The Day Michelle Obama Put Me on Her Playlist — and What I Did About It

I've had a lot of moments in this career that stopped me cold. But few of them hit quite like the day word came back that Michelle Obama — First Lady of the United States — had publicly named "Treat 'Em Right" as one of her personal workout records. Not a ceremonial mention. Not a throwaway quote. Her get-me-going music. The song that fires her up.

Let me put that in context for you. A record I made with my cousin Howie Tee in 1990 — in a booth, chasing a feeling, with no formula and no master plan — had found its way into 1600 Pennsylvania Avenue. The most powerful address in the world. And it was on the playlist of a woman who is, by any honest measure, one of the most extraordinary human beings of our generation.

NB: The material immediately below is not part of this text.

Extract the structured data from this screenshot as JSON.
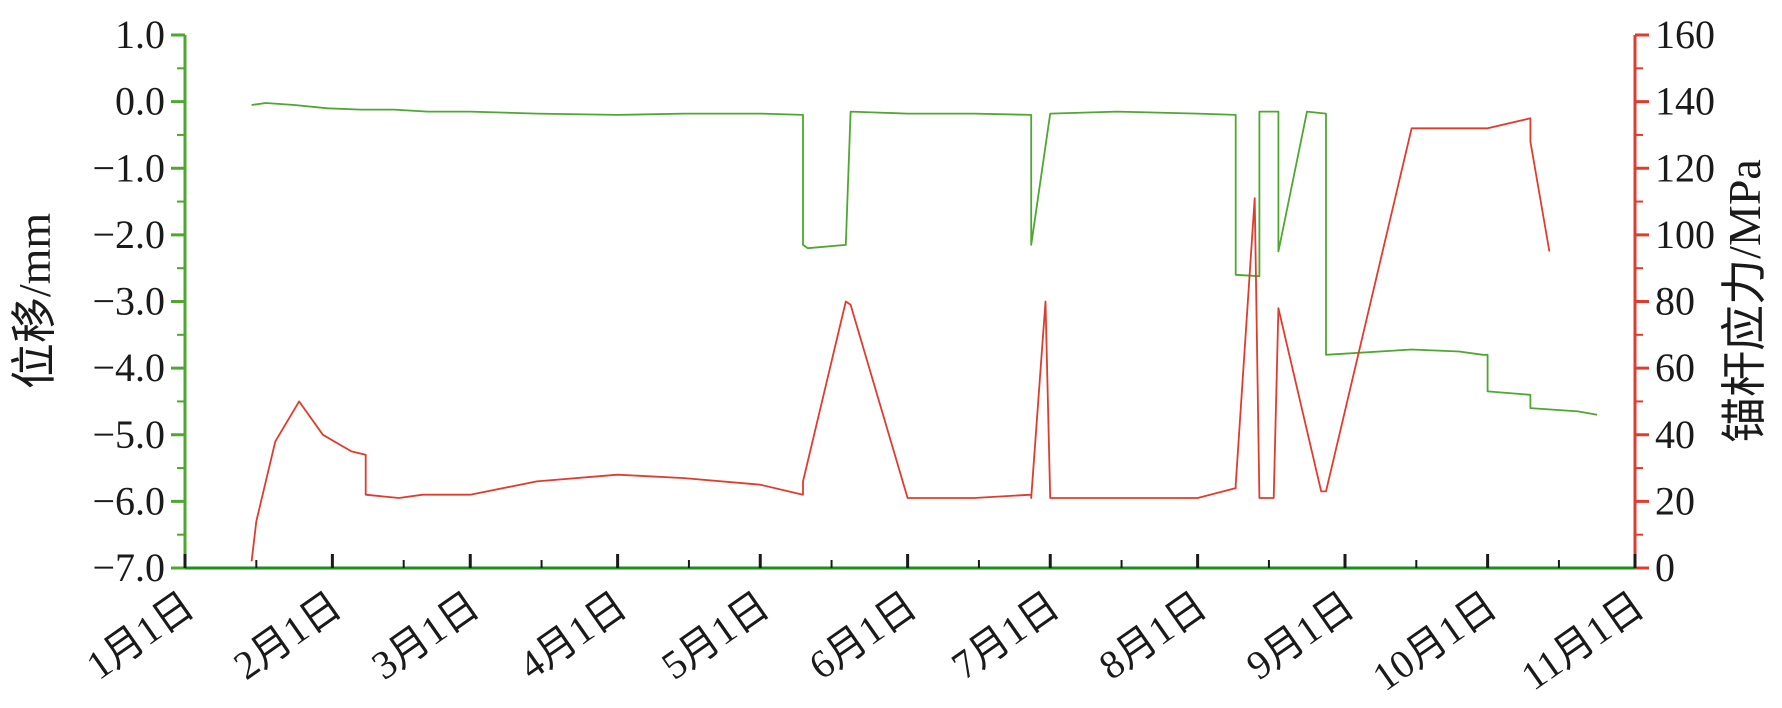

"When Michelle Obama says your record gets her going in the morning, you don't just smile and move on. You feel the full weight of what you made — and what it actually meant to people."

But here's what people don't know: I didn't just accept the compliment and go back to my life. When Barack Obama was running for president in 2008, I wrote and released "Obama We Believe" — a record specifically in support of his campaign and what it represented to Black America and to this country. Because when the First Lady has your record in her ears and her husband is trying to make history, you pick up the pen. Full stop.

That's what hip hop does at its best. It moves between the personal and the political without losing either one. "Treat 'Em Right" was about decency between people. "Obama We Believe" was about decency between a nation and its own ideals.

From a basement in Brooklyn to the halls of the White House. I don't take a single step of that journey for granted.